Crisis house sounds sort of like what respite is here. Use it. Relax, let yourself be taken care of. After a serious suicide attempt you don't come right straight away, your mind still has to come to terms with the fact that you lived, and that you're probably still depressed. Likely still very depressed.

Talk to people. About light stuff, about heavy stuff, about in-between stuff. Tell them how you feel, even if how you feel hurts to talk about. You'll feel better afterwards. Not less depressed, as such, but simply better for having someone know.

Others are right, you can't do this for other people. The only way to move forwards is to do it for yourself. You have to want things for you. And you know what? Sometimes you have to be selfish. Sometimes you have to give yourself a break from things. It doesn't make you a failure. It means you recognise that you need time to be you, and time to heal. Because emotions need healing time too. You won't just wake up one day feeling better, but if you give yourself some time-out, over time you will start to feel a little better. Maybe not much that you could notice, but little bits.

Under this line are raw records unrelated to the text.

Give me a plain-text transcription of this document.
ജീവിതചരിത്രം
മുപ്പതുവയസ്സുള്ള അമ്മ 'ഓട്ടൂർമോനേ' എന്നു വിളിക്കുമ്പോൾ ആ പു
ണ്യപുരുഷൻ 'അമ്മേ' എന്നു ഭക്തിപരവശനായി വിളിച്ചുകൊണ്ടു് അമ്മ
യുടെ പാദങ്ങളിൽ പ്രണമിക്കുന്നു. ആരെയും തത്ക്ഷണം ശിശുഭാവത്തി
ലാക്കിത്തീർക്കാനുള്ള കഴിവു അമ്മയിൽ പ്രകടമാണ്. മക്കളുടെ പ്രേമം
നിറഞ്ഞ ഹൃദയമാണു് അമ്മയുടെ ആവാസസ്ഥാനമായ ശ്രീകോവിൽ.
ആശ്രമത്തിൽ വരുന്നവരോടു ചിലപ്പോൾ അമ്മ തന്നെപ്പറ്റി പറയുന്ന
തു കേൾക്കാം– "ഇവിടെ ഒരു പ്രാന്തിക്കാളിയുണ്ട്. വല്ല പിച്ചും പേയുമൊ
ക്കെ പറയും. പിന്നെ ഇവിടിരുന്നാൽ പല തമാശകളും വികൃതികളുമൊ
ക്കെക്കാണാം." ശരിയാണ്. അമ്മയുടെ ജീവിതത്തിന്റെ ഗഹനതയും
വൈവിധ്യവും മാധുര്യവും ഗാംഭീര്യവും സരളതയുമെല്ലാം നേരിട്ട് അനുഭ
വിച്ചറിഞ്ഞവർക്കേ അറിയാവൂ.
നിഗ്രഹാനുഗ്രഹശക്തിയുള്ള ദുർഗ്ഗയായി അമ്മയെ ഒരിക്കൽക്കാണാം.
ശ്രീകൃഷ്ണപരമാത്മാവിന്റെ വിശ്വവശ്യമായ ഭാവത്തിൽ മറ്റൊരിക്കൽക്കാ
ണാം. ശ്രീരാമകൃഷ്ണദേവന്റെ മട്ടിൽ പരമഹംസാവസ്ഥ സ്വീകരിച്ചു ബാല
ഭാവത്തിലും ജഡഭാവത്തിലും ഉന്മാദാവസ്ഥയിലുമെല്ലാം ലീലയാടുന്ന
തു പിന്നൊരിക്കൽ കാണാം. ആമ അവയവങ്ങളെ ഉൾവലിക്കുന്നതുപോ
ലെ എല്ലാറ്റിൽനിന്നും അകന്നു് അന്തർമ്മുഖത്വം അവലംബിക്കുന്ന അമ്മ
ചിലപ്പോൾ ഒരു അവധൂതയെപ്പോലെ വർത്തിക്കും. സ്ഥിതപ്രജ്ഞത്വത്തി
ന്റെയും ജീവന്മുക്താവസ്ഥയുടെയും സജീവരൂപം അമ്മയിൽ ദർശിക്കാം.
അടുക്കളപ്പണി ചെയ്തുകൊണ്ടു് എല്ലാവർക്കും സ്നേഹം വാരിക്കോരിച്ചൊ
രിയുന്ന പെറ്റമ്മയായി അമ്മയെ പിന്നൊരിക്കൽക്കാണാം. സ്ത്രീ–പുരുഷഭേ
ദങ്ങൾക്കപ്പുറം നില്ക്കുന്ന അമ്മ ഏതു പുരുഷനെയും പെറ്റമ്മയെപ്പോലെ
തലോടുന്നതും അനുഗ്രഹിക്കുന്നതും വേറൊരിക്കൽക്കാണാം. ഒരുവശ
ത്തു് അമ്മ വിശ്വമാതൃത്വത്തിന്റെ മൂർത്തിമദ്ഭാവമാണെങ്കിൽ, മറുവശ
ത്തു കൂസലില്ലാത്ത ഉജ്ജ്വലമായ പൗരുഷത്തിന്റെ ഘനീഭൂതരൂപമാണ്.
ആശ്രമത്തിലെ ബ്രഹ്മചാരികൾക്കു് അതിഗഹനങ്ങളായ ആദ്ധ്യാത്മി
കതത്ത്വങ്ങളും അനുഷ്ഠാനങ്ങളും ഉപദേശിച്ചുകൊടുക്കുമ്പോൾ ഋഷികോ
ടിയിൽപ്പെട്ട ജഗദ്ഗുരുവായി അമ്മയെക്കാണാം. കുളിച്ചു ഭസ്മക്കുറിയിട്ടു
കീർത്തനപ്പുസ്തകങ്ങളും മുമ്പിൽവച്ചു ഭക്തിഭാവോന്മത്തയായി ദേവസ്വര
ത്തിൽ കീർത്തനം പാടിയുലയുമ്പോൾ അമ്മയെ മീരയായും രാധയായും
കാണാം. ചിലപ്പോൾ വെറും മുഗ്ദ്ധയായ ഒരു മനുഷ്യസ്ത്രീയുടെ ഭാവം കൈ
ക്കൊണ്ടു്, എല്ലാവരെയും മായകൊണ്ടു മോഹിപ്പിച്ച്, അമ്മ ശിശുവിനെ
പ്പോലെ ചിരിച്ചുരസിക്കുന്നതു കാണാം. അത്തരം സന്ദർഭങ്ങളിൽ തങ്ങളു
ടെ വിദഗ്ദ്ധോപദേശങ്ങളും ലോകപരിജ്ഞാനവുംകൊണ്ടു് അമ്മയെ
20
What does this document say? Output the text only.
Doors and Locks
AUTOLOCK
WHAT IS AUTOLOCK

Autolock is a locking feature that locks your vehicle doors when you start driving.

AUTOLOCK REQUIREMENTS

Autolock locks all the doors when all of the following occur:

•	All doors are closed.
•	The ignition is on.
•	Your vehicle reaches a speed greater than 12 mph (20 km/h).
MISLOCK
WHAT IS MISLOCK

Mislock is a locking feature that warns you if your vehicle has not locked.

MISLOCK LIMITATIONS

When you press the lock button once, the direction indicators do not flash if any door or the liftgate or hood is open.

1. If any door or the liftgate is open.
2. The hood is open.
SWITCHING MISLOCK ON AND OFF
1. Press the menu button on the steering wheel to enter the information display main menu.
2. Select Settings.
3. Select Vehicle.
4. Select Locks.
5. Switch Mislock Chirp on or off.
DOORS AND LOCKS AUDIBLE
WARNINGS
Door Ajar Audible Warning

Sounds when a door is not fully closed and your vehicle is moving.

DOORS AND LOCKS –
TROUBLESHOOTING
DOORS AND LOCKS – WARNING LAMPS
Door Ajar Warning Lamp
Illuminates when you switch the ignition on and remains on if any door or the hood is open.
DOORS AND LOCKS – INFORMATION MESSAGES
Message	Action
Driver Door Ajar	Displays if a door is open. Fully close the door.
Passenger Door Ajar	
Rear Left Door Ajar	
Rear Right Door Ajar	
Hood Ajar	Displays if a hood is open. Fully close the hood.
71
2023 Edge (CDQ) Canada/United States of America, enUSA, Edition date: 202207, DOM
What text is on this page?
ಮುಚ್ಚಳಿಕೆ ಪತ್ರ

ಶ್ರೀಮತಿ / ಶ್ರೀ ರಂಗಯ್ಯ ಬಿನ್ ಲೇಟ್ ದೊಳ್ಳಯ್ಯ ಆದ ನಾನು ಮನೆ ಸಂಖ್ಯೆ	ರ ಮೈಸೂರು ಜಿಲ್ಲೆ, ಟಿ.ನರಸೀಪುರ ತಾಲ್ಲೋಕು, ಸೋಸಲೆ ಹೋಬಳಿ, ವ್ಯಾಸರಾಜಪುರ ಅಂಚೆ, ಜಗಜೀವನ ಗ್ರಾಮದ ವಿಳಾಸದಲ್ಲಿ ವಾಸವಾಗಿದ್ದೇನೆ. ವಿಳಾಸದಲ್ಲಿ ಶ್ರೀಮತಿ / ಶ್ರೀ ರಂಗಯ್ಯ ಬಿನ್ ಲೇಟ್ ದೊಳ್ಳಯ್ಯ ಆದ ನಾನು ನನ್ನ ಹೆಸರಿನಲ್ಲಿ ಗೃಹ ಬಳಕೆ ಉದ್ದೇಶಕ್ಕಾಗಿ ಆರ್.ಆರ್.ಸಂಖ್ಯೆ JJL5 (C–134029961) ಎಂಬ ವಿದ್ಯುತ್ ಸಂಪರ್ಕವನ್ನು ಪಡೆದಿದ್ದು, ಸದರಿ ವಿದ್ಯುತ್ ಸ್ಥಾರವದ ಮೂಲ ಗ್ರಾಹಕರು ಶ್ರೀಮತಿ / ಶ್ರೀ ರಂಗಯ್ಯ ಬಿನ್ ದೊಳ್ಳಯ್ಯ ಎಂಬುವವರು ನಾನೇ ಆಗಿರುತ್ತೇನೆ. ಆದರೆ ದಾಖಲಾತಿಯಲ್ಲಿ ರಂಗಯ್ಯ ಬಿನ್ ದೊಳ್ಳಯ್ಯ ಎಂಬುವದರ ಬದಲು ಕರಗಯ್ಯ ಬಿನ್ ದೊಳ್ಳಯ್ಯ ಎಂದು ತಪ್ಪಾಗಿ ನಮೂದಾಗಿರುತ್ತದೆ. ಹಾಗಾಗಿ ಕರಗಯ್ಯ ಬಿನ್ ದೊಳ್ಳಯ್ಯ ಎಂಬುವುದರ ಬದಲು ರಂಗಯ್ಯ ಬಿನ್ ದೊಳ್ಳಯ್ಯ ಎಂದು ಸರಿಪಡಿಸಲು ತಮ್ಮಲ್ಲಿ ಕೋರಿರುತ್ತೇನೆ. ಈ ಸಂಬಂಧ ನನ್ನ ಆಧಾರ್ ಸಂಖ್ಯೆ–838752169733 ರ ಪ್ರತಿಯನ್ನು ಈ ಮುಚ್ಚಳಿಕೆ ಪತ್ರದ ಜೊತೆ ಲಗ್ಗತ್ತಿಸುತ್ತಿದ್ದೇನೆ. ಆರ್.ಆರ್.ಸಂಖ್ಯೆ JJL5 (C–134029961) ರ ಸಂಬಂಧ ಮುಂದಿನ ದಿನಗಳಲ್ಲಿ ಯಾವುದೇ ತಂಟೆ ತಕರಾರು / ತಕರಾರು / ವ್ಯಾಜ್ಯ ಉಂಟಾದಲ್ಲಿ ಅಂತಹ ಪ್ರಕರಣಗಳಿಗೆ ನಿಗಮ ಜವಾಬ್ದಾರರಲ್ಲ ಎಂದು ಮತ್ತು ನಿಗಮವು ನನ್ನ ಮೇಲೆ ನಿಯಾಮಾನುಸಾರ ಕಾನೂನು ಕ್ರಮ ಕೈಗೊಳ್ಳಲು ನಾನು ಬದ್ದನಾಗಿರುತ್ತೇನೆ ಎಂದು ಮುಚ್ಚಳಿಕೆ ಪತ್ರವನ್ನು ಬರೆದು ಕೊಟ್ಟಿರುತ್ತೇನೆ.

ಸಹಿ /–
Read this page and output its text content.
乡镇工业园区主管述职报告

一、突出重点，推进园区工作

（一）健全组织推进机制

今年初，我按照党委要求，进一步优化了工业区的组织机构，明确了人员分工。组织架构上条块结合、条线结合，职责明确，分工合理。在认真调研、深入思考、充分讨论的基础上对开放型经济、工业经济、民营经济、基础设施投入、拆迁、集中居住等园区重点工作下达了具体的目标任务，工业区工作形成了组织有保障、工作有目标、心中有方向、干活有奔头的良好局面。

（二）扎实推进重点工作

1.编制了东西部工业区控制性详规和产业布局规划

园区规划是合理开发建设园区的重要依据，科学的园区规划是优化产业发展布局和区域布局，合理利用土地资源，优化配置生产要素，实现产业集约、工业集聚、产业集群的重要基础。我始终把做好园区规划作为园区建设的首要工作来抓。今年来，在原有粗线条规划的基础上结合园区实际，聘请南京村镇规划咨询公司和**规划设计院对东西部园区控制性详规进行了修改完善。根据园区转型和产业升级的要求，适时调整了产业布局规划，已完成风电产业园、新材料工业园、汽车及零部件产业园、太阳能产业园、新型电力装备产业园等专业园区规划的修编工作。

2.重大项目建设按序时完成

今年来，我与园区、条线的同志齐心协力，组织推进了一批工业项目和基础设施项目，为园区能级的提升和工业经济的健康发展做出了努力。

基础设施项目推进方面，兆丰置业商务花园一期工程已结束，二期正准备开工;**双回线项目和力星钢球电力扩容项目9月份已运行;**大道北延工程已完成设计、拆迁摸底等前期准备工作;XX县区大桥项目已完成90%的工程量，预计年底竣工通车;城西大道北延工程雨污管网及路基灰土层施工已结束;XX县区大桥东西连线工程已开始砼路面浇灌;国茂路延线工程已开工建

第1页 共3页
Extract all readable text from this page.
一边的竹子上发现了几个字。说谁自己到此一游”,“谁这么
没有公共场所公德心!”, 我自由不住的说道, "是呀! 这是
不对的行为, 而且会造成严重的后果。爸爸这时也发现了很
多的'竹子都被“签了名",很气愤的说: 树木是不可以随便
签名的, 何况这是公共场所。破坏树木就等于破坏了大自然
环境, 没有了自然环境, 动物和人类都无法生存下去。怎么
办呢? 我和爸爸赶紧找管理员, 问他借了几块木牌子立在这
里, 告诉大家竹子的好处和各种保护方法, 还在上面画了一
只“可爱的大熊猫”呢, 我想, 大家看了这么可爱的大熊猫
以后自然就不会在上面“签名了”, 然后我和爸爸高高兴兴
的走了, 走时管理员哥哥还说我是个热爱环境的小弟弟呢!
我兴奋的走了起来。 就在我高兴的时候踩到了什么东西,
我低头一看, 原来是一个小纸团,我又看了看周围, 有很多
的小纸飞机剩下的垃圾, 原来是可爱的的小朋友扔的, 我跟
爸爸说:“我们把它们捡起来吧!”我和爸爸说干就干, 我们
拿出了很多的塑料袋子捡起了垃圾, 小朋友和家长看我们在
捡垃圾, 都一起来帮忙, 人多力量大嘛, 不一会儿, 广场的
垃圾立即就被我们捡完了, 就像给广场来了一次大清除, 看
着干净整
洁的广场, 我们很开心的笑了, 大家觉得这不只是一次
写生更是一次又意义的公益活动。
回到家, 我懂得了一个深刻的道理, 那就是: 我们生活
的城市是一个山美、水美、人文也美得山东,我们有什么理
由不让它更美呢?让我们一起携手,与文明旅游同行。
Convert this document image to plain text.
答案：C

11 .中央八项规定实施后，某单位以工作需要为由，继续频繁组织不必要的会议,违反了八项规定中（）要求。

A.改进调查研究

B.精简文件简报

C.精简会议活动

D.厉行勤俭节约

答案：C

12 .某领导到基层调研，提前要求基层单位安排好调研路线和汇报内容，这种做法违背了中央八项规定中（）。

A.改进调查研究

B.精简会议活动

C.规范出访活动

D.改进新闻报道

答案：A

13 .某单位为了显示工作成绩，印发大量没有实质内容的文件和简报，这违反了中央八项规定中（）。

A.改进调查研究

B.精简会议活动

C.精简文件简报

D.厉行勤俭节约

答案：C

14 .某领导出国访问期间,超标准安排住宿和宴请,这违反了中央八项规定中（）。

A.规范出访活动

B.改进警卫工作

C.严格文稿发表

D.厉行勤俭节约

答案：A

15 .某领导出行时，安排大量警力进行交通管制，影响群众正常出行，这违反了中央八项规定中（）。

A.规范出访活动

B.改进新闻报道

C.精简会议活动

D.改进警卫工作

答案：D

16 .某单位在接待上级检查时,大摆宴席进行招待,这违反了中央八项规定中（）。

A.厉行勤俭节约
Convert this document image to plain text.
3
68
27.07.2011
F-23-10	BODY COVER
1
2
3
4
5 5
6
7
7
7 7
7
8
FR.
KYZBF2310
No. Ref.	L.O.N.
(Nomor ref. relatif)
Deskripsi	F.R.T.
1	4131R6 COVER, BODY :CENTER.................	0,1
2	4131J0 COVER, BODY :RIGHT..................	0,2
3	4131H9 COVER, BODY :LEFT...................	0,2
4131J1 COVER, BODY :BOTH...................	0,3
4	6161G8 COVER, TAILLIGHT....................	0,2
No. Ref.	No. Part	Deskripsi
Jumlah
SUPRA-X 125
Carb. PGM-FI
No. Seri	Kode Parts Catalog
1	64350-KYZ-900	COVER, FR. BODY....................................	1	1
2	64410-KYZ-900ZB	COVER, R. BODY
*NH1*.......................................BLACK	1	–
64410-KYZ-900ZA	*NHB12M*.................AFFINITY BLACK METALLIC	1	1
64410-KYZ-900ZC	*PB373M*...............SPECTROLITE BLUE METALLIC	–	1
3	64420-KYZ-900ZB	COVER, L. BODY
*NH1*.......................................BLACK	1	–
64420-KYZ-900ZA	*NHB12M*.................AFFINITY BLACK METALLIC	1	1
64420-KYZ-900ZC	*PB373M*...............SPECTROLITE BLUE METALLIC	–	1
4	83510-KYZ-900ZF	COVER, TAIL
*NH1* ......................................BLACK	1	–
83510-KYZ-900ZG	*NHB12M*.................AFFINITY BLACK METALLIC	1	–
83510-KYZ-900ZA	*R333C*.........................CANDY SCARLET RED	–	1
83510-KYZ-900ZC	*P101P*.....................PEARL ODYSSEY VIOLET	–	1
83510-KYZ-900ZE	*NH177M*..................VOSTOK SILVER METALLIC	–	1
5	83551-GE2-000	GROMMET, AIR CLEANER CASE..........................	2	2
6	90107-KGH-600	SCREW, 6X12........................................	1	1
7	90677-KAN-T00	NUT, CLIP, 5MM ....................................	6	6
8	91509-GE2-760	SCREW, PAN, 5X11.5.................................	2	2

It takes literally weeks to get used to being alive, and to stop constantly obsessing over why you didn't die. It took me nearly a month, and only in the last week or so have I started being able to plan for things in the future. An overdose like yours, it takes time to come to terms with.

But you have to be honest. With yourself, and with those that work with you. If you're still having strong suicidal urges - you need to tell people. Nobody wants you to die. People want success for you, and want to help you. You just have to learn to accept the help, and accept that people want to help you.

So you have scars that won't fade. Big freaking whoop, seriously. So do I, so do many people. They are a part of who you are. They show you have struggled - and you have won. Simply that they are scars, and not open wounds, is a HUGE achievement Jessie. And the people who love you will understand that.

Be proud of who you are. People on the street stare? Let them. You are strong, and you are beautiful, and just the fact that you are where you are, but want to change how you think, is a massive thing.

And one last thing - this is the hardest. Act opposite to how you feel. How we act influences our minds, if we are doing positive things, like going for walks, or helping prepare food (not necessarily eating it), or creating art, or music, then our brains feed off that, and start to feel a bit better.

Keep breathing. Second by second, because it's the only way forwards, and forwards is the only way left to go.